What your employees do outside of working hours is largely out of your control. You can encourage employees to consider whether, from their own health perspective, travel to those areas is the best thing to do and that, if they do decide to travel, they should take all necessary health precautions. You could also require employees to notify you of their travel plans so that appropriate precautionary measures can be taken. Employers should also discuss the likelihood of post-visit isolation and the impact of that on the individual and the wider working team.

I travelled for work and I am now stuck because of travel restrictions, which makes going to the office impossible. Should I be paid?

If an employee in these circumstances can work remotely then this period would be paid. Given that the employee travelled for work, the employer would be encouraged to be generous and flexible.

What if people might be ill but still go into work as they are worried about not being paid?

We know this is already the case for many people with a normal cold, but the Coronavirus is different, and businesses and employees must take it seriously. That means employees need to put their health and that of the rest of the workforce ahead of their individual pay-check, but businesses also need to play their part.

If someone is sick, or has potentially been exposed in some way, they should consider awarding the time as paid sick leave (whether statutory or enhanced) to ensure that person has time to recover and the rest of the workforce are protected. Employers have a care of duty to the whole workforce and should be generous to encourage people to stay home– best to pay one individual to take time off then having to cope with the whole workforce being affected.

Employees should (where possible) be given comfort that declaring that they suspect they have or may have come into contact with someone who has, the Coronavirus will not have any adverse impact on their work or pay.

Should an employee be suspected or confirmed to have contracted COVID-19, do employers have a responsibility to report this information?

There is an obligation on the employer to send any individual who appears to have COVID-19 for a medical examination and then report that condition to the authorities. The individual should also be barred from re-entering the work premises.

In this context, the penalty on the employer applies to the "immediate supervisor at the place of work.' Failure to report carries a penalty of AED 10,000 and potentially imprisonment (the length of the custodial sentence is not stated).

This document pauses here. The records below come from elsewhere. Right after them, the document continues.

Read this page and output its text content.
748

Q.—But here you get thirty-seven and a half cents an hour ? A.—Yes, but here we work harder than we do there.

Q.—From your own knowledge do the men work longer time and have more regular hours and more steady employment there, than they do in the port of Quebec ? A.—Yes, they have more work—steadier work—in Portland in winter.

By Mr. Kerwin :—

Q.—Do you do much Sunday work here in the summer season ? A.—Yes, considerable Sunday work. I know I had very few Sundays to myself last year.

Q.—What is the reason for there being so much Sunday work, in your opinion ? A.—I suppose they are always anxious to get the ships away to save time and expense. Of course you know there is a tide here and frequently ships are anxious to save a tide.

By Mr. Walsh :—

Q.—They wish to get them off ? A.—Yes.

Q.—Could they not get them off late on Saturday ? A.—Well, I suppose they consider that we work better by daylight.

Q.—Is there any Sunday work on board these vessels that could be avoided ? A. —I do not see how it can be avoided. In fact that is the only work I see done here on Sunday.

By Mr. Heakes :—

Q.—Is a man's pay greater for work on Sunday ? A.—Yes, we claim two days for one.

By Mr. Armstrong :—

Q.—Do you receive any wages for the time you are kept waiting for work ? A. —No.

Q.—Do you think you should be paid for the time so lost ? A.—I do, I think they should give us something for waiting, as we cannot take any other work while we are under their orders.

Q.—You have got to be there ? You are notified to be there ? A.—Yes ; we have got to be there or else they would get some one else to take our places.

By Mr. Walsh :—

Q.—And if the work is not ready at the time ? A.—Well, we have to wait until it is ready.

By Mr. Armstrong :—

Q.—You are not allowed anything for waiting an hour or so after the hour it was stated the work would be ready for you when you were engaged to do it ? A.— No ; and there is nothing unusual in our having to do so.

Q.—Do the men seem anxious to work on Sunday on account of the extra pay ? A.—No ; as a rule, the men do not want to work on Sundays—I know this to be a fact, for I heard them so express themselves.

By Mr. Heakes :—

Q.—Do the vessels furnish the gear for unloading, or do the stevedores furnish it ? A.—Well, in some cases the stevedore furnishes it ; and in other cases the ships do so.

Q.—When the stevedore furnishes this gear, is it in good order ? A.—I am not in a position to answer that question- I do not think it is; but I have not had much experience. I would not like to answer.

Employers should also consider what actions they will take in the event an employee tests positive. Prompt action will be critical and, with this in mind, we strongly encourage all employers to consider an emergency response procedure so that management have a clear action plan.

Critical aspects of the emergency response procedure will include promptly ascertaining who the employee may have come into contact with and, potentially, requiring such employees to remain away from the workplace (on leave or working from home) until it is confirmed that they have not contracted the virus.

Prompt communications, internally and potentially externally, may also be required and must be sensitively drafted with due regard to the balance between ensuring individuals are notified if they may have been exposed to the virus, while at the same time protecting the privacy and data of the employee involved and with due regard to local data protection legislation and/or laws protecting an individual's privacy. The identity of the employee should in so far as possible not be disclosed.